Mme Obiang implorant : tu as raison, mais fait la sortir d’ici et je te promets de te laisser faire tout ce que tu veux d’elle.


M. Obiang (hurlant) : en attendant, il faut qu’elle révèle le nom de cette crapule !


Je sursaute pendant que Dylan et James s’échange un regard, Mme Obiang se tut en se contentant de pleurer en silence.


Flottement.


James : euh, il faut que j’y aille, je dois reprendre le service dans une heure.


Moi : ok, merci beaucoup pour ton aide.


Dylan : je te raccompagne.


Mme Obiang : merci mon fils.


M Obiang : jeune homme laisse-moi ton contact, je t’appellerai plus tard.


James : d’accord monsieur.


Il lui laisse sa carte puis Dylan et moi l’accompagnons à sa voiture. On attend qu’il démarre avant de faire volte-face. 


Dylan (pendant qu’on avance) : ça va toi ?


Moi : oui, merci de demander. 


Dylan : je suis désolé pour ton amie.


Moi arquant un sourcil : en même temps, elle l’a cherché.


Dylan : mais elle risque de finir en prison.


Moi : son père va lui sauver la mise t'inquiète.


Dylan : je l’espère.


Je lui jette un coup d’œil.


Moi : au fait merci pour ta sollicitude.


Dylan : c’est moi (du tic au tac) Nihad euhh, je tiens vraiment à ce que tu me pardonnes pour ce qui s’est passé entre nous.


Moi : Dylan, ce n’est ni l’endroit ni le bon moment pour parler de ça.


Dylan ton suppliant : je sais, mais j’aimerais que tu me trouves un créneau pour qu’on puisse parler.

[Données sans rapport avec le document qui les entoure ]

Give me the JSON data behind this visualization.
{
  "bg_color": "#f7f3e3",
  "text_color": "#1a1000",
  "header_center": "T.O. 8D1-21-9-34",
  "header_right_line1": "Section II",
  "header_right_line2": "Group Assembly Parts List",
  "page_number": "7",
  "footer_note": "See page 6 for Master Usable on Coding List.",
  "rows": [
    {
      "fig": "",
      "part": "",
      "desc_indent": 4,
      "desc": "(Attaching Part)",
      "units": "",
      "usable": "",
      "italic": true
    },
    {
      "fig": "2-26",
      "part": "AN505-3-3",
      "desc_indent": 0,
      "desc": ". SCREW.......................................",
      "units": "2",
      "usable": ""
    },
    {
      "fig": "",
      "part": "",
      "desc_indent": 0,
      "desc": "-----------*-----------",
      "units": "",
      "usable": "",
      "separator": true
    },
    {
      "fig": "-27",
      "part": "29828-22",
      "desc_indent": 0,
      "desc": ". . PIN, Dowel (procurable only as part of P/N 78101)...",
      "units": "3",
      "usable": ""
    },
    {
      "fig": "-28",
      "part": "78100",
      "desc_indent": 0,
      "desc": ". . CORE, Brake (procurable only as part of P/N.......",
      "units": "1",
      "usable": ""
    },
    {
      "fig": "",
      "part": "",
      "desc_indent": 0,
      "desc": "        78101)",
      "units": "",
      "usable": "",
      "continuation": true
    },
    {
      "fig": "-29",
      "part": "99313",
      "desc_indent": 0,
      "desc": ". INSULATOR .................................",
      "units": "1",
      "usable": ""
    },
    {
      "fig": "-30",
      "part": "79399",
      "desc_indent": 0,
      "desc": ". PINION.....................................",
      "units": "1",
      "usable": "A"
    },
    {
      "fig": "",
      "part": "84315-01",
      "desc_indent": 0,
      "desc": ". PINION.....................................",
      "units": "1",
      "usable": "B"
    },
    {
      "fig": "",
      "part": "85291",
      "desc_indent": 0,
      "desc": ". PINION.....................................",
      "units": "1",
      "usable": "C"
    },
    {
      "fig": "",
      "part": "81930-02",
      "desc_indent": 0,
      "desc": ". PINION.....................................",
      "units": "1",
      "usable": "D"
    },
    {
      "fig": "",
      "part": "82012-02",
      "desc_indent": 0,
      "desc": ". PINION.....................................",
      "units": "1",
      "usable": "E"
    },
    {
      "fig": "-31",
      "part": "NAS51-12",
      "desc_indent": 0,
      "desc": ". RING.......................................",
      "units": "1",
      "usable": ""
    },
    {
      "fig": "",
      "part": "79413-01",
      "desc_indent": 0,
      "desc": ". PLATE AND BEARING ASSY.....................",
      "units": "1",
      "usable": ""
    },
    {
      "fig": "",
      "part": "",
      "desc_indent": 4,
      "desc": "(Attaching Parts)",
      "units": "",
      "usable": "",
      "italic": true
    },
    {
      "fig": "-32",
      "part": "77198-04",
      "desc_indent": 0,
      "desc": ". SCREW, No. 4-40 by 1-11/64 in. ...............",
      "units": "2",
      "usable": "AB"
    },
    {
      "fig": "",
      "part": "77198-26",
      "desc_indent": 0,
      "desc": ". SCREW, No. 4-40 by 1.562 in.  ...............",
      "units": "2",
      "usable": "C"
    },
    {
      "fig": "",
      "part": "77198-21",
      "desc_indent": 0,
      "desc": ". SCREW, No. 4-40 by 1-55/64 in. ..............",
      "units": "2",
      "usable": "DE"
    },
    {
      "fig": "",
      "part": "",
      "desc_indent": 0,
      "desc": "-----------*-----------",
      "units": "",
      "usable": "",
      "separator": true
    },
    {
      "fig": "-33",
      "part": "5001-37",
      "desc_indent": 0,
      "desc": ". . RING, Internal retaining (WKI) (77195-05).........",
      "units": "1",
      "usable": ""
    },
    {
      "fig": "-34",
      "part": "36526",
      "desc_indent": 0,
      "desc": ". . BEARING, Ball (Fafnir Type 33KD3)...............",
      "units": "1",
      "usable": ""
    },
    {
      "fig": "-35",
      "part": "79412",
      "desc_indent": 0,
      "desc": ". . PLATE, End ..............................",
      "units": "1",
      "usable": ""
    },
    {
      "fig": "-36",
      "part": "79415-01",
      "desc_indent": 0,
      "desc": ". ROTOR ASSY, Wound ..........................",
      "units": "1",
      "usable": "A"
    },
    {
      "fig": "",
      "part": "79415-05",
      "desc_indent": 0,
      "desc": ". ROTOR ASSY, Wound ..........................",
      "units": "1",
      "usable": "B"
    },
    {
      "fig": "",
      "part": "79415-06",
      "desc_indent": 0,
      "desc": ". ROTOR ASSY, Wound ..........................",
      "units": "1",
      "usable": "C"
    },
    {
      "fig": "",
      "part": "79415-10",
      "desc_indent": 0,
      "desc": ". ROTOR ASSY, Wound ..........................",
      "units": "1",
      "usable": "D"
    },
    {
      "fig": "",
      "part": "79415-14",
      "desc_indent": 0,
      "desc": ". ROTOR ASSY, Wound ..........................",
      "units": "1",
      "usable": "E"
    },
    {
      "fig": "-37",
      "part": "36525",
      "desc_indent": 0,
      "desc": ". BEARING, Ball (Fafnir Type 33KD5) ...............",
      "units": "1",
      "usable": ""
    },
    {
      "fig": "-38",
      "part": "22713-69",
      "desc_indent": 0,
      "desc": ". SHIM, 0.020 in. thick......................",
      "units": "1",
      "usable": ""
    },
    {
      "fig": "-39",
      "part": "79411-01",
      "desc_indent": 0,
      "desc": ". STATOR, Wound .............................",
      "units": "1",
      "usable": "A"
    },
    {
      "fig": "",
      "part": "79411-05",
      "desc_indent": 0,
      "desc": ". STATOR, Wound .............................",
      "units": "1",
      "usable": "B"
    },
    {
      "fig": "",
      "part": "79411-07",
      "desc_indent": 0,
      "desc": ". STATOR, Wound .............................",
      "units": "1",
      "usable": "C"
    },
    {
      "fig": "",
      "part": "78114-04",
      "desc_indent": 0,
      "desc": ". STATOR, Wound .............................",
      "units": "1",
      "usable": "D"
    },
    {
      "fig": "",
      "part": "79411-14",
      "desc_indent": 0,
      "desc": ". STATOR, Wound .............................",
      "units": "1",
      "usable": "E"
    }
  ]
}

Moi coupant court : on verra.


Il s'abstient d'ajouter quoi que ce soit, lorsqu’on arrive dans le hall, on retrouve Mme Obiang qui nous informe qu'un agent est venu chercher son mari. Il revient sans tarder et nous libère aussitôt. Miss Obiang refuse toujours de moucharder son King. On quitte les lieux sur cette note, le trajet retour se  fait également en silence jusqu’à ce que la sonnerie de mon téléphone le brise. Je branche le kit oreillette et décroche ensuite.


Inconnu : bonjour, j’appelle bien sur le numéro de Nihad Anouam ?


Moi arquant le sourcil : oui, c’est moi, à qui, ai-je l’honneur ?


Inconnu : j’appelle de la clinique El Rapha, connaissez-vous une certaine Geneviève Mikala ?


Moi : c’est ma mère, il y a un souci avec elle ?


Inconnu : oui, elle vient de faire une crise cardiaque (boum du cœur) et le monsieur qui l’a envoyé nous a laissé vos coordonnées. Passez rapidement payer ses frais d’hospitalisation pour que nous puissions nous occuper d’elle. 


Moi : comment ça ? Le monsieur qui l’a envoyé est où présentement ? 


Inconnu : écoutez mademoiselle, votre père l’a juste déposé sur le brancard d'ambulance et nous as remis une carte en votre nom donc vous savez ce qu’il vous reste à faire. L’état de la patiente est très critique.


Moi : ok, j’arrive.


Je laisse le volant à Dylan, là, je touche vraiment le fond !!